Microsoft Academic Graph: practical experience
Updated: Apr 11
In this article we provide a brief summary of the steps we implemented while testing Microsoft Academic Graph. Though the official Microsoft Documentation is quite clear we find it important to share our practical experience along with some tips and tricks that helped us to cope with certain challenges.
Get Microsoft Academic Graph on Azure storage
Unlike classical Azure Services this resource requires a written request for access. Here are the steps that we followed to get academic data on our storage.
1. Create an Azure Storage Account to contain the MAG data. It is recommended to create a separate resource group or even a separate subscription
a. It is important to note Azure storage name and primary access key for later use
2. Sign up for MAG provisioning by sending an email firstname.lastname@example.org
a. All the required items to be covered in an email are listed in the official documentation
b. We provided all the needed information and sent an email with the subject "Access request to Microsoft Academic Graph (MAG) on Azure Storage (AS) distribution preview"
So, what goes after?
It took us less than one day to get all the needed data and receive an email with a detailed explanation of how to start and useful links along with great analytics and visualization samples that the Microsoft Academic API Team used for their WWW Conference Analytics blog post.

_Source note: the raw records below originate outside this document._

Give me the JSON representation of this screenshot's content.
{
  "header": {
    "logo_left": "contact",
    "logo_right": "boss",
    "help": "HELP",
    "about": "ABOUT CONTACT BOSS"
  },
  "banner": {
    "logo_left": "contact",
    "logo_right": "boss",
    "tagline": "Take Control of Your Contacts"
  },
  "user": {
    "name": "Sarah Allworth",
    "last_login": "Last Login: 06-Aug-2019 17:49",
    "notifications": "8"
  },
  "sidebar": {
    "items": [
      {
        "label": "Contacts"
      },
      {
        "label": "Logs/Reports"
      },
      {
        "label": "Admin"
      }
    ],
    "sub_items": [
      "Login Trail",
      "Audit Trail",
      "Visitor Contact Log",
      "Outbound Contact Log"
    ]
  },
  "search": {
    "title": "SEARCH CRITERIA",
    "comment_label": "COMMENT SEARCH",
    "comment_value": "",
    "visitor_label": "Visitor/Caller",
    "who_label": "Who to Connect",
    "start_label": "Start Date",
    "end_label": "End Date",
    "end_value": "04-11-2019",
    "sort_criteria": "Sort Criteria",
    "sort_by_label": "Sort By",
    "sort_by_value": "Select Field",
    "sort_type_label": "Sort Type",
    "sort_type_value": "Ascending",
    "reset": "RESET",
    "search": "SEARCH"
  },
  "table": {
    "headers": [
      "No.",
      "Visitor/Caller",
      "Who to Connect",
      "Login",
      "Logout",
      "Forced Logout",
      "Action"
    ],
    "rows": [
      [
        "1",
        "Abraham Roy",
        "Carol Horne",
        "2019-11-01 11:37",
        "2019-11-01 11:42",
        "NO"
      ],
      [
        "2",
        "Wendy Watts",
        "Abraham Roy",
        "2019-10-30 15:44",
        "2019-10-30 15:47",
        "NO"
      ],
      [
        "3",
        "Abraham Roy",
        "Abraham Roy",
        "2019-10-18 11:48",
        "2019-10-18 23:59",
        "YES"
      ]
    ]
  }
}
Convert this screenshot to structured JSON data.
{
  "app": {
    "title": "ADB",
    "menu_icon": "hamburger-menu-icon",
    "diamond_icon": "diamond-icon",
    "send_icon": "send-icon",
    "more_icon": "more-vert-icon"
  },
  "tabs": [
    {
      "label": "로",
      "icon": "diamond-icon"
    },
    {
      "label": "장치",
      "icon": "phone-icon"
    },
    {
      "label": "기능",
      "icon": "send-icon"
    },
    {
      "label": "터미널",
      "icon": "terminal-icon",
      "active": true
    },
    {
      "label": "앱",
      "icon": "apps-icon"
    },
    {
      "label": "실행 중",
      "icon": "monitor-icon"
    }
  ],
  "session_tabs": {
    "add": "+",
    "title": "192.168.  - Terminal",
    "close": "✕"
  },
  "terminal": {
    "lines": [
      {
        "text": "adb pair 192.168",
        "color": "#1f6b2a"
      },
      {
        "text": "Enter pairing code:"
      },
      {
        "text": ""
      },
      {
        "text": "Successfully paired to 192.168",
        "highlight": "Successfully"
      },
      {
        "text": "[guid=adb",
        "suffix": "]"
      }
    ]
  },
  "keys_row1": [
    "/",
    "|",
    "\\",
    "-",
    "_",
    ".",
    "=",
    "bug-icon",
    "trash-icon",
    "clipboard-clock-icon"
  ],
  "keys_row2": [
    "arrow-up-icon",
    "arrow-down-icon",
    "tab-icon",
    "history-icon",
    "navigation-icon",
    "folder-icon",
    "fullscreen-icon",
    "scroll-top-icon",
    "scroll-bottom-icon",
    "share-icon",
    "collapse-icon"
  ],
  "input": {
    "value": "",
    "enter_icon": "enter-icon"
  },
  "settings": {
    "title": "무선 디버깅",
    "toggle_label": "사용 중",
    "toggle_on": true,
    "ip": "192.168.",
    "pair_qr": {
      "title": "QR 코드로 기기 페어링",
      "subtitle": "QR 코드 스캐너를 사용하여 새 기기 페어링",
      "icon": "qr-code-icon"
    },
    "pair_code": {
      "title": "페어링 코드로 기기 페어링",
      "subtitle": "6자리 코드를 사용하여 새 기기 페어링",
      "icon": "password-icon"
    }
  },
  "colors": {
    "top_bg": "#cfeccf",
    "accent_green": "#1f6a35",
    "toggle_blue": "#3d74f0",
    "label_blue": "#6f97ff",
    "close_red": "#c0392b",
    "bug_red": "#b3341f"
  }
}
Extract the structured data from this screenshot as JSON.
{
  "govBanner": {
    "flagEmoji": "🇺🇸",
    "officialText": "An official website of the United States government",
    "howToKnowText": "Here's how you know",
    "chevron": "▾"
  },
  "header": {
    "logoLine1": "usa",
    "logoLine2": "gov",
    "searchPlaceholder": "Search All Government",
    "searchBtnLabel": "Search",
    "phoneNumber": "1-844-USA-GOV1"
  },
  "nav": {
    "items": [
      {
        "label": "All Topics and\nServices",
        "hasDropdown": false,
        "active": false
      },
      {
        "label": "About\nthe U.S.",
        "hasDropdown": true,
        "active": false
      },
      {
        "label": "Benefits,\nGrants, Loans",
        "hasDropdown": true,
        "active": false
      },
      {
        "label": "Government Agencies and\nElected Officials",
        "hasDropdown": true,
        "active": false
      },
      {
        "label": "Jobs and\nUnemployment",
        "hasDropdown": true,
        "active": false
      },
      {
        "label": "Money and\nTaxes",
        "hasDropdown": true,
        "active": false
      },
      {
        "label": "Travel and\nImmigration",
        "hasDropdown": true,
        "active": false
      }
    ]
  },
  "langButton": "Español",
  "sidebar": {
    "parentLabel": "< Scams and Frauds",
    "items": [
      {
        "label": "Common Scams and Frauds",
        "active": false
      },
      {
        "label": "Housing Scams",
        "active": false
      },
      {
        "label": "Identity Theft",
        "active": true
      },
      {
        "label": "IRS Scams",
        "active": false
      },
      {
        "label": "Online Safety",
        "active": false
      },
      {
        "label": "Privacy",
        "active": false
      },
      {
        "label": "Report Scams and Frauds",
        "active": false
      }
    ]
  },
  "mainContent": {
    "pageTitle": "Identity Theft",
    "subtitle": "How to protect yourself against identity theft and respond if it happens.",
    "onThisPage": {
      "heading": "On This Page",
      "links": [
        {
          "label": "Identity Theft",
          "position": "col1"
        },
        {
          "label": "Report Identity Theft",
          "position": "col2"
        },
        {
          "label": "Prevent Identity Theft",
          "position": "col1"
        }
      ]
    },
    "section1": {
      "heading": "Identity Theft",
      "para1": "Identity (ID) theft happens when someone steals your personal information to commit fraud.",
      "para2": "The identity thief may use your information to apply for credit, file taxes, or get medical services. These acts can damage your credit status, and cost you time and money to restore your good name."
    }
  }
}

After Microsoft approved our request, the Azure Storage we had created before was setup to receive MAG update through Azure Data Factory. Each MAG dataset is provisioned to a separate container named "mag-yyyy-mm-dd" and is pushed to developer’s Azure Storage.
MAG comes with ODC-BY license. Users are granted the rights to add values and redistribute the derivatives. Important: these derivatives should be based on the terms of the open data license.
The list of folders in the container:
Set up Azure Data Lake Analytics for Microsoft Academic Graph
According to the documentation Azure Data Lake Analytics is needed to run U-SQL scripts on Microsoft Academic Graph. Here are the steps we followed to prepare this part.
1. Create Azure Data Lake Analytics account
a. Important: it is necessary to create also a new Data Lake Storage Gen1 account.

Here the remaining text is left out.